OCBC started Yanlord Land at Buy with a fair value of S$2.24, saying it’s an “attractively undervalued” play on a leading China high-end developer.
“We believe Yanlord has established a strong branding in the high-end segment of the PRC real estate market. The group’s focus is on prime
locations which are near city centres with good accessibility to transportation hubs and attractive views,” it said in a note on Wednesday.
It noted most of Yanlord’s land bank is in the Yangtze River Delta, Bahai Rim and the Greater Bay area, areas that OCBC is positive on. Yanlord’s “prudent” land acquisition strategies and its “superior” product quality allow it to reach an average land cost to average selling price percentage of around 25.0 percent last year, comparing favorably with its peers, OCBC said.
It forecast Yanlord’s profit after tax and minority interests (PATMI) would grow 9.2 percent this year and 8.6 percent next year.

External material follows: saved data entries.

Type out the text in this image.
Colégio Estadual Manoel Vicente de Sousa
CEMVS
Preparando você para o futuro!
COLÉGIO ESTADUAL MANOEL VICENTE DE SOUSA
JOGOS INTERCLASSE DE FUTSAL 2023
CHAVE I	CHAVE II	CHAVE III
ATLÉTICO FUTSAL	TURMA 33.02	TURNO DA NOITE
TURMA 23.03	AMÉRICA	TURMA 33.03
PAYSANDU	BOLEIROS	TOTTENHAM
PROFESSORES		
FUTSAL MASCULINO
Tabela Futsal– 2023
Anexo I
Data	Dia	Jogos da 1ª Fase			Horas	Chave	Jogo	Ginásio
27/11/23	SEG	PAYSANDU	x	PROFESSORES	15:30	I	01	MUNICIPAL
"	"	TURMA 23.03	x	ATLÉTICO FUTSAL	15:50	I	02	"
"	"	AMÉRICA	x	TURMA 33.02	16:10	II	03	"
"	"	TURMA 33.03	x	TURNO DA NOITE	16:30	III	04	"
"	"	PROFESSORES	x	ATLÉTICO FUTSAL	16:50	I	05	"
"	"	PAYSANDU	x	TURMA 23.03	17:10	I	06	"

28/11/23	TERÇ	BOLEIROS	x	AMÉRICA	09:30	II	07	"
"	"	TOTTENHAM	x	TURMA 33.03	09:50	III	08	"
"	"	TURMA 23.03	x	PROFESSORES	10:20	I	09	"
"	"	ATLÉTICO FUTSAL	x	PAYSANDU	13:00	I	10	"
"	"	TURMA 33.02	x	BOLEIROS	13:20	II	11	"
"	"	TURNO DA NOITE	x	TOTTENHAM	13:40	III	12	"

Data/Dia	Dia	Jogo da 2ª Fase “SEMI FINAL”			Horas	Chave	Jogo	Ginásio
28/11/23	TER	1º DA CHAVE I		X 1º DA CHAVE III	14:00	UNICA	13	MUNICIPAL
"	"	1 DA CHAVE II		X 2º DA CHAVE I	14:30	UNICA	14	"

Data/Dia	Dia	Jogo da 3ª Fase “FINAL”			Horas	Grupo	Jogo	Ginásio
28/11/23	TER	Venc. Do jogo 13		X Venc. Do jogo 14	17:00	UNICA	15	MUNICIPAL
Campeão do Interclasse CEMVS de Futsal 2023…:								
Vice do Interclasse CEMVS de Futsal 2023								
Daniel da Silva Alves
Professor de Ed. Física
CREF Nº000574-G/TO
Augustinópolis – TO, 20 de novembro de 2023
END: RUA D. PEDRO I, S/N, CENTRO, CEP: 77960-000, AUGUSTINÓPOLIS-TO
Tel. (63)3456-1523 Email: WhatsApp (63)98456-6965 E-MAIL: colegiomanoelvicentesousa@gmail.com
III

At the same time, it estimated the stock is trading at a 2018 price-to-earnings ratio of 4.5 times and price-to-book ratio of 0.62 times, steep discounts of 42.3 percent and 60.9 percent to its peers’ weighted average respectively.
“While we acknowledge that Yanlord should be trading at a discount to its peers given its smaller size (market capitalisation and asset base), we opine that this sharp discount is unwarranted given Yanlord’s superior product quality and healthier balance sheet,” OCBC said.
The stock ended Thursday flat at S$1.74.